What I hear the Spirit saying to us is that what we are free to dispense with down time with God and each other for the sake of others, but we it is not good to dispense with time with God and others in rest for the sake of ourselves and our own well-being.

Yes, we would easily give up the observance of a special day dedicated to God to take a family member to hospital or help someone in need and know that this is what God would have us do, because that is the kind of God he is – a God who sends his Son to directly challenge the warped view that religious observance is to be done at all costs – even at the cost of heart, life and mercy.

But would we see the value of observing a day a week with the Lord in front of our heads and hearts as being very much over and above the income for the mortgage, the house look, sport, shopping and everything else we fill that day with at the drop of a hat?

I am hearing Jesus affirm us for our willingness to be flexible and other-orientated when it comes to trusting that this whole one Sabbath day rest or time with him in the week is to be given up at times for the sake of other people in whatever need. That is Jesus, the Good Samaritan style, living. That is what God is always on about throughout the Bible. Human beings were not created to religiously observe the Sabbath day.

But what I am also being challenged with is the other side of this. That special day of rest in the Lord was created by God for human beings!

Friends, are we throwing out too much planned, even ‘religious’ down time with the Lord alone, with our family and with his people these days?

Why did God rest on the “7th Day” and tell us all about it? Why did God consistently call people back to that special resting with God and family? Why does Jesus both challenge what the leaders of Israel had made it (a huge burden around people’s necks that kept them from knowing God as a kind and loving heavenly Father) and yet say “the Sabbath day was created for God’s creatures”?

Religiously protected and planned rest has to be good for us. God created us and it. He has created a rhythm of faith and life for us with him. Work and Rest. Doing and praying. Receiving and giving. Dying and rising.

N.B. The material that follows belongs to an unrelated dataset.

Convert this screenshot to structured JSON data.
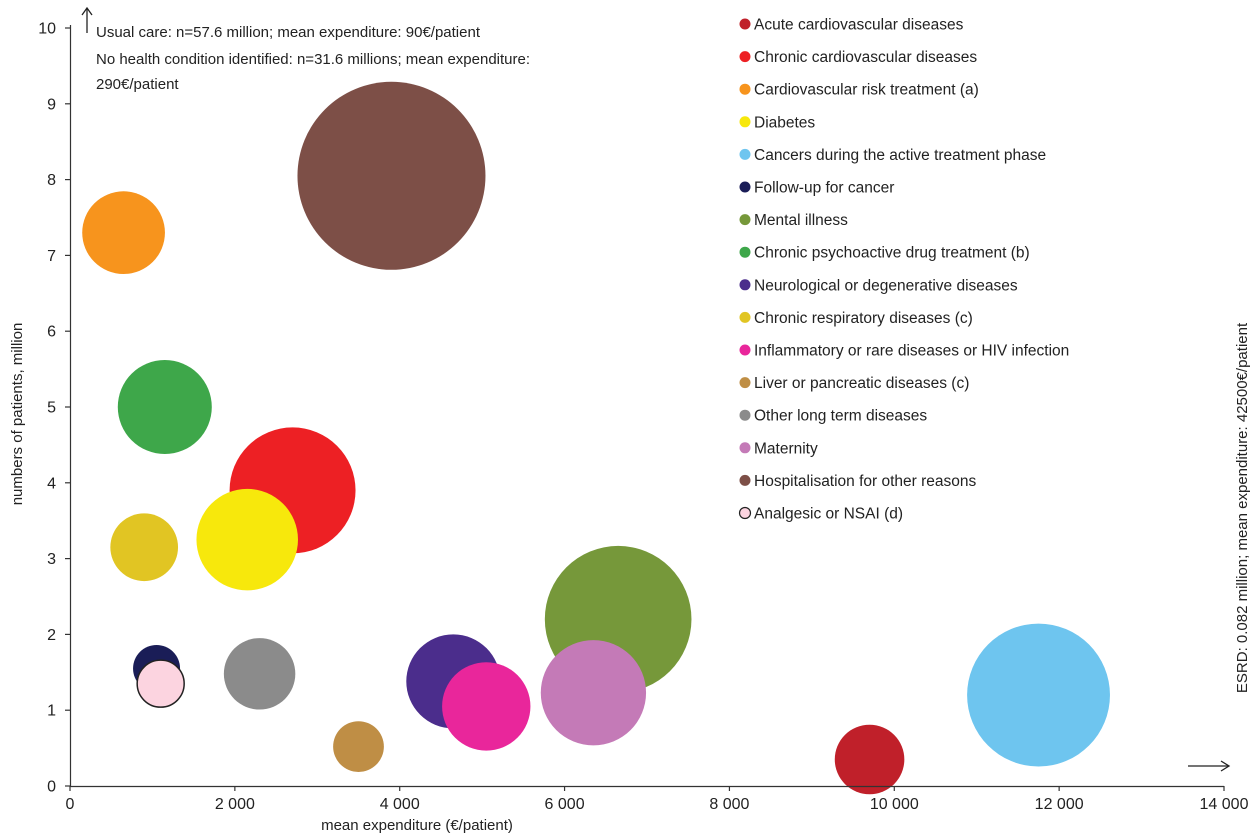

I hear the Lord calling us to take responsibility for not “trampling the Sabbath”. We need to make some decisions about our week, our income, our direction and our time in our week – now, not later. God wants to spend some quality time with us alone and in our close circle. We need to spend some quality time with him – even a whole day per week.

And here’s the payoff for committing to God our time and rest within that time.

“If you refrain from trampling the Sabbath, from pursuing your own interests on my holy day; if you call the Sabbath a delight and the holy day of the LORD honorable; if you honor it, not going your own ways, serving your own interests, or pursuing your own affairs; {14} then you shall take delight in the LORD, and I will make you ride upon the heights of the earth…” Isaiah 58:13-14

Rest in God brings delight, a new joy to the relationships – just like rest with the kids or your partner or friends regularly. Rest makes for delight and the ability to enjoy life and do well in our relationships and work.

So, what will it be for us – will we be a family and a people in this community who clear space, even religiously, for rest with each other and more importantly, with the Lord in his Word and in his world – for more than an hour or two in a week – but 12 hours per week?
Hear God’s promise if we get quite “religious” or protective about this rest with him….
Isaiah 58:9b-14

The LORD will guide you continually, and satisfy your needs in parched places, and make your bones strong; and you shall be like a watered garden, like a spring of water, whose waters never fail. {12} Your ancient ruins shall be rebuilt; you shall raise up the foundations of many generations; you shall be called the repairer of the breach, the restorer of streets to live in. Isaiah 58:11-12

And how these streets need to be repaired by joy-filled, life-giving, restful people of God!